The Relationship Between Microstructure and Corrosion Behaviour of Titanium Under Simulated Crevice Corrosion Conditions

Abstract

Titanium is often selected over conventional materials for applications requiring superior corrosion resistance. The corrosion behaviour of a given Ti material is strongly linked to its microstructure and composition, where even small variations in the alloying element(s) and/or impurity content can result in major microstructural changes. Certain elements promote the precipitation of intermetallic particles (IMPs), producing locations that are heavily enriched in alloying elements and impurities relative to the nominal composition. The reactivity of IMPs has been shown to strongly influence the corrosion behaviour of Ti materials; however, further research is required to develop a thorough understanding of the influence of microstructure on corrosion behaviour. This thesis focuses on linking the microstructure and corrosion behaviour of ASTM (American Society for Testing and Materials) Grade-2 Ti (Ti-2), Grade-7 Ti (Ti-7), and Grade-12 Ti (Ti-12) under simulated crevice corrosion conditions, a common failure process.

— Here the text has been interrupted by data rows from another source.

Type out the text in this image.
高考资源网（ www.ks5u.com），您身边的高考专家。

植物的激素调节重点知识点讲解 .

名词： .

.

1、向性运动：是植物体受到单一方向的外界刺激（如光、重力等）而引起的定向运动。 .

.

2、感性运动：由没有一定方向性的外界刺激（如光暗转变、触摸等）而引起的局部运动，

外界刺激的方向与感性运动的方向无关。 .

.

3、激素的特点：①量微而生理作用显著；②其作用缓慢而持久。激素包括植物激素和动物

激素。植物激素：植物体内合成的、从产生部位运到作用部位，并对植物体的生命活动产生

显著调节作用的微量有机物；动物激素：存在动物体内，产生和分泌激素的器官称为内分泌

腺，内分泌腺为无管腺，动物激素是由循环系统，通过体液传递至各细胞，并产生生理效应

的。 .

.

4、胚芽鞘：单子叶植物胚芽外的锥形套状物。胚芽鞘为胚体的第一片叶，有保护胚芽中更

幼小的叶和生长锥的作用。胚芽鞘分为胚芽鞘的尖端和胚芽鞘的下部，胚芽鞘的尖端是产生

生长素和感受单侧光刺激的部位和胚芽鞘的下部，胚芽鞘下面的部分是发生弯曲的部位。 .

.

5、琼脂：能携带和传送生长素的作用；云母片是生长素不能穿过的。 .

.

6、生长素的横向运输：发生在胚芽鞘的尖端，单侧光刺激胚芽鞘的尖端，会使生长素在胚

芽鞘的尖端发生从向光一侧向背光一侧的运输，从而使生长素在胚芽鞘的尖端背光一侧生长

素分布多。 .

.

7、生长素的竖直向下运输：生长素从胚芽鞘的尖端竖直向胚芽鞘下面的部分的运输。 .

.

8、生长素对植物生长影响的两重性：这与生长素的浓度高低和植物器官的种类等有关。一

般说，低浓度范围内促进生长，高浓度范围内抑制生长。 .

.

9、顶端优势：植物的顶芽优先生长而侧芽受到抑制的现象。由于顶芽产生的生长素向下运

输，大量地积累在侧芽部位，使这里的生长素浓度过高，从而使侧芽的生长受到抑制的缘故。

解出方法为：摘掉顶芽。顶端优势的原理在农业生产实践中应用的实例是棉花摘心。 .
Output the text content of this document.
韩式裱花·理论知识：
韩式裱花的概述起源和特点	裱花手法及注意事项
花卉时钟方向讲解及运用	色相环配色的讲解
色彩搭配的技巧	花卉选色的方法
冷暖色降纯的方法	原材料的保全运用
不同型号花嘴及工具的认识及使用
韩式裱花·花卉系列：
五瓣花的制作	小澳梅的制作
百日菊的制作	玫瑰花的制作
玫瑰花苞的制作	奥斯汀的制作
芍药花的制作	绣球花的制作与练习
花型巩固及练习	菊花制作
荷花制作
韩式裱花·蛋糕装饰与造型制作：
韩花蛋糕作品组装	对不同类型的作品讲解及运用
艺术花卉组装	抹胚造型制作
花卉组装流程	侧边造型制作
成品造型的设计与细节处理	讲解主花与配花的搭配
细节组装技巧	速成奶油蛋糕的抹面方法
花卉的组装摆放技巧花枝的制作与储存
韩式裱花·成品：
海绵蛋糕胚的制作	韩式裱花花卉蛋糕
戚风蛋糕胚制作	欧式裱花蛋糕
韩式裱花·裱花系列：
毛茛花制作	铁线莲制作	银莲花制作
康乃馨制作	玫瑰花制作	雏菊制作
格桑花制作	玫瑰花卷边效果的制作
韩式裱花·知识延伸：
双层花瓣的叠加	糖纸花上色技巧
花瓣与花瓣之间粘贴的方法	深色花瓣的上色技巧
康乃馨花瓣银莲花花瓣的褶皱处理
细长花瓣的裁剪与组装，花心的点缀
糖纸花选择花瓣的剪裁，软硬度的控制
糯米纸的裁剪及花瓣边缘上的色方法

Microstructural characterization determined that Ni, Mo, and Fe all exclusively localize to IMPs in Ti-2 and Ti-12. For Ti-7, Pd was present in the matrix and only slightly enriched at Fe-rich IMPs, provided the alloy contained sufficient Fe to form IMPs. Titanium hydride (TiHx) formation on Ti-2 was determined to initiate and propagate at TixFe IMPs before the hydride formed a uniform surface layer that impeded further hydrogen absorption. Mass spectroelectrochemistry (MSEC) measurements showed that Fe-rich IMPs are preferential sites of corrosion for all alloys, regardless of whether the specimen displayed a passive or active potential. Furthermore, Ti-7 displayed the lowest overall dissolution rates, attributed to the distribution of Pd within the matrix rather than its sole localization in IMPs. The MSEC results indicate that the role of Mo in Ti-12 is related to stabilizing the IMPs. The findings in this thesis provide new insights into the roles of alloying and impurity elements, the compositional changes accompanying cathodic modification, and the role of microstructure on corrosion behaviour. A consistent finding was that IMPs are sites of enhanced reactivity that can have a significant effect on corrosion performance. These results can be applied toward improving alloy design and material selection criteria.